The problem
In 2016, Alaska Airlines was in the process of moving off its legacy systems and onto new technology that would free Customer Service Agents (CSAs) from the counter and let them interact with customers more easily. Alaska had chosen the iPad mini as the device to help agents and customers interact in a more fluid, personal way.
The constraint. The counter is not just a tool — it's a psychological anchor for agents under pressure. Removing it required making the iPad feel more reliable, not just more portable.
Approach
At the time, CSAs at Alaska Airlines were using software dating back 20 years to help customers change flights, check bags, move seats, board aircraft, and handle any number of special circumstances and requests. Rather than recreate that existing software and install it on iPads, we decided to take the time to understand what CSAs actually did and how they used their current systems. That way, the design and product teams could focus on building software around CSAs and their needs, instead of perpetuating workflows that were often outdated and inefficient.
Research & sketches
Alaska had already found success building single-purpose applications that helped CSAs complete specific tasks, like scanning bags. The focus of our application was to help CSAs board passengers onto the aircraft. The legacy system for this process was known as the "on-board manager" (OBM), and our goal was to develop an application that would replace it and make boarding easier and more efficient. I spent several days observing CSAs as they boarded planes and conducted numerous contextual interviews to learn what mattered most in helping them complete their tasks.

The counter is not the product. The boarding experience is the product.
Design
Working on paper was a great way to get ideas out quickly so their potential could be evaluated. Once some ideas started to come together on paper, I moved them into the computer and developed a task flow that captured the boarding process and all of the tools a CSA would need to complete their work. Creating wireframes that communicated my initial concepts clearly was the next step. As a team, we had enough information to start assembling the tools boarding agents needed most, and we were also able to spot inefficiencies in the current process that a mobile boarding app could easily simplify.
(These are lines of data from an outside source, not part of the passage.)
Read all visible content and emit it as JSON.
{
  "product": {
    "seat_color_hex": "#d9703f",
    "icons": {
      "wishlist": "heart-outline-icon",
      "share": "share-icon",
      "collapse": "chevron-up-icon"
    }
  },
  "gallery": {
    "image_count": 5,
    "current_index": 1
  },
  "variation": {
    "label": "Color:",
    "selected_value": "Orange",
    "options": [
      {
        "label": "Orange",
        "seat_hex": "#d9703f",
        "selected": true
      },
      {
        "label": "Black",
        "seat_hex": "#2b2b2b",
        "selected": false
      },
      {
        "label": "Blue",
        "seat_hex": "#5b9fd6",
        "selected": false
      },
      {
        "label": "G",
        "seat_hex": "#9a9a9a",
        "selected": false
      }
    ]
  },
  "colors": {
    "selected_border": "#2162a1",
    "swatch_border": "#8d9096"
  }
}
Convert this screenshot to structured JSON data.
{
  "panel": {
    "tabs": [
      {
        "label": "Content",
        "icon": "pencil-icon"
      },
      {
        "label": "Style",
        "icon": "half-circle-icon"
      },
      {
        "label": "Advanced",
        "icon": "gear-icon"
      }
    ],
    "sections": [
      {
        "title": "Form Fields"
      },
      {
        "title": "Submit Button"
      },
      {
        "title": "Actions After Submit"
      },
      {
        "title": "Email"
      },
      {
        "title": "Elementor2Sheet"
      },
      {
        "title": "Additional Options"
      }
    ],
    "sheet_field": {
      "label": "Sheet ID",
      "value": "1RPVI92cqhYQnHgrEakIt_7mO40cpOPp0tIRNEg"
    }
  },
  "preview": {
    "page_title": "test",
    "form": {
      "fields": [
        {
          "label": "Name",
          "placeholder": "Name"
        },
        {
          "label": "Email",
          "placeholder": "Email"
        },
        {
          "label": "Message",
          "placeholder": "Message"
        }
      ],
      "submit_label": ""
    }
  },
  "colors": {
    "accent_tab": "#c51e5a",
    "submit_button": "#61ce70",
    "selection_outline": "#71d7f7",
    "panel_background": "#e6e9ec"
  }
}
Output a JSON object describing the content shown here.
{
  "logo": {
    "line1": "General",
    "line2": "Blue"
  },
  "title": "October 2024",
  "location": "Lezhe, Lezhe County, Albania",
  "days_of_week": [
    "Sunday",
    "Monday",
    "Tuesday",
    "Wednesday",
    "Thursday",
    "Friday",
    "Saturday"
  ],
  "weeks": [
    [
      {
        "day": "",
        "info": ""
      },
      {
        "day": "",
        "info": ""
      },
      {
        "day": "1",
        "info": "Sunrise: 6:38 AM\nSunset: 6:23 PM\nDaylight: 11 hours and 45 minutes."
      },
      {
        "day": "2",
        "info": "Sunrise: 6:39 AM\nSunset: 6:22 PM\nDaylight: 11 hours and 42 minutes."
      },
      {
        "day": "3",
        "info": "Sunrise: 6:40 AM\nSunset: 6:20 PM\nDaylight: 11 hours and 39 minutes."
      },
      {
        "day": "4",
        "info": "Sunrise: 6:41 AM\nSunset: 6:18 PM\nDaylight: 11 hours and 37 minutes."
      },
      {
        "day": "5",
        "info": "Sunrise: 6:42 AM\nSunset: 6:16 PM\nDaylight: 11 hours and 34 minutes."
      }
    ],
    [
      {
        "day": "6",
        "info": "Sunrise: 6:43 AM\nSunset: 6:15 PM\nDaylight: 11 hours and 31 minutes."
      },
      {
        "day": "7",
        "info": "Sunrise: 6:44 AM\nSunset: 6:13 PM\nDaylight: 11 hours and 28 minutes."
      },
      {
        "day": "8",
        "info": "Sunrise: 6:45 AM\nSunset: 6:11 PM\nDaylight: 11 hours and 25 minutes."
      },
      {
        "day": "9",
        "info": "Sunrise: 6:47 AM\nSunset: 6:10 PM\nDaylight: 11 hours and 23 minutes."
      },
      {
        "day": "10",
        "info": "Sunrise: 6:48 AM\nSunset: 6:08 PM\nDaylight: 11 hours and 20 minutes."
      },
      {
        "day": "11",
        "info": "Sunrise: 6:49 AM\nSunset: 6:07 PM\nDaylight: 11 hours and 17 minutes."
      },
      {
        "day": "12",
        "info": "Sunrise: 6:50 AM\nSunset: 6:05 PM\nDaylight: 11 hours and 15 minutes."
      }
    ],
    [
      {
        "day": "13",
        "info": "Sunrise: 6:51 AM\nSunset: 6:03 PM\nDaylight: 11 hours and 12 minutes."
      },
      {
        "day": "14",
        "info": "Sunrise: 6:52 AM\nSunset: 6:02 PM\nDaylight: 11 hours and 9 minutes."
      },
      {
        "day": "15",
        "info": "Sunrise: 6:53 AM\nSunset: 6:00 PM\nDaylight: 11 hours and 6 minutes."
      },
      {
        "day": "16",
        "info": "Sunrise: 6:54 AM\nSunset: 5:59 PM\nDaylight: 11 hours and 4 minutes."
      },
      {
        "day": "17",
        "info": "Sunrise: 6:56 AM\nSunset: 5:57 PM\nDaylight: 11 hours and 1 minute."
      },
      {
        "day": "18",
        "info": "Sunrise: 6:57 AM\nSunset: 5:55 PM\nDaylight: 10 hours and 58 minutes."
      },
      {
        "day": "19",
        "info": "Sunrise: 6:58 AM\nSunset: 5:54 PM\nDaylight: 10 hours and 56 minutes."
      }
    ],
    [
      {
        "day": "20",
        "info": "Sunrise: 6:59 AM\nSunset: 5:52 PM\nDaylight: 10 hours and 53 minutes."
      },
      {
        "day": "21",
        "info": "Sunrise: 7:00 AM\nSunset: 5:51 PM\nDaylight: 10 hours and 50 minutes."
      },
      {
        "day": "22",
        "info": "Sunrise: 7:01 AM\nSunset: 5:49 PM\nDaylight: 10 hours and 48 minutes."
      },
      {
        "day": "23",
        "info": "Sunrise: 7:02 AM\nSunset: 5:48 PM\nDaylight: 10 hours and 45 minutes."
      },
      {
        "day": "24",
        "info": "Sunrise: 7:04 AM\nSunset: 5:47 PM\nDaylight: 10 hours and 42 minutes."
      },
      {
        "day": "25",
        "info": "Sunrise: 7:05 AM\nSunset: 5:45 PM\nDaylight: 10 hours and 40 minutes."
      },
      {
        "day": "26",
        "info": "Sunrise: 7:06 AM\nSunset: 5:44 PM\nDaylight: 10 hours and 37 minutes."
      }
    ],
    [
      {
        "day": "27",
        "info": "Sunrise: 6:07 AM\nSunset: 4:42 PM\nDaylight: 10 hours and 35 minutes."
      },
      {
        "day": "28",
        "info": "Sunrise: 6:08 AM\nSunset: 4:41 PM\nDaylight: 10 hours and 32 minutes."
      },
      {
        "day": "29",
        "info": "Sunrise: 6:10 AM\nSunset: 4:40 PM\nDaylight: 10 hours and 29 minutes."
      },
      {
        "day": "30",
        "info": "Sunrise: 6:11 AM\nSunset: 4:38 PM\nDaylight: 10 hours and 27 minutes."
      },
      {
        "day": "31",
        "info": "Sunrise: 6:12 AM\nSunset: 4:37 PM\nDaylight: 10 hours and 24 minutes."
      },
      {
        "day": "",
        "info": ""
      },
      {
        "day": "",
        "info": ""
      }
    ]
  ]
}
One of the needs CSAs identified during boarding was the ability to quickly let passengers change seats. CSAs received this request often enough to warrant a mobile solution, especially in smaller airports where there might not be extra resources to help with boarding. A tool within the boarding app that let a CSA change passenger seating quickly and easily was a necessary component of the proposed Boarding App.
Prototype
After the main components of the Boarding App were identified and wireframed, I turned to how CSAs would actually access these tools in the context of their duties. I made the primary task — boarding the aircraft — the focal point of the interaction, while the tasks that "presented themselves" along the way were literally pushed to the side. The result was an interaction that let users quickly switch between tools when needed.
More iterations & not-ons
Another of the boarding agent's duties was verifying that passengers were literally "not on" the aircraft. If passengers failed to show up for a flight by a specific time, they were considered "no-shows" and their seats were released so stand-by passengers could take them. Before the seats could be released, the boarding agent had to physically print out the passenger list and walk it down the jet-way to confirm those passengers weren't on board. This was called the "not-on" list, and the process was tedious and time-consuming for CSAs. Creating a digital "not-on" list that let agents board passengers directly from the plane would be a tremendous time saver, and it was a critical component of the new Boarding App. I created a thin-slice MVP for this specific purpose.
The "not-on" list workflow was the highest-value discovery of the project. Agents were walking back to the counter multiple times per boarding to update standby status. A digital list eliminated that entirely — and agents could complete the check while on the aircraft.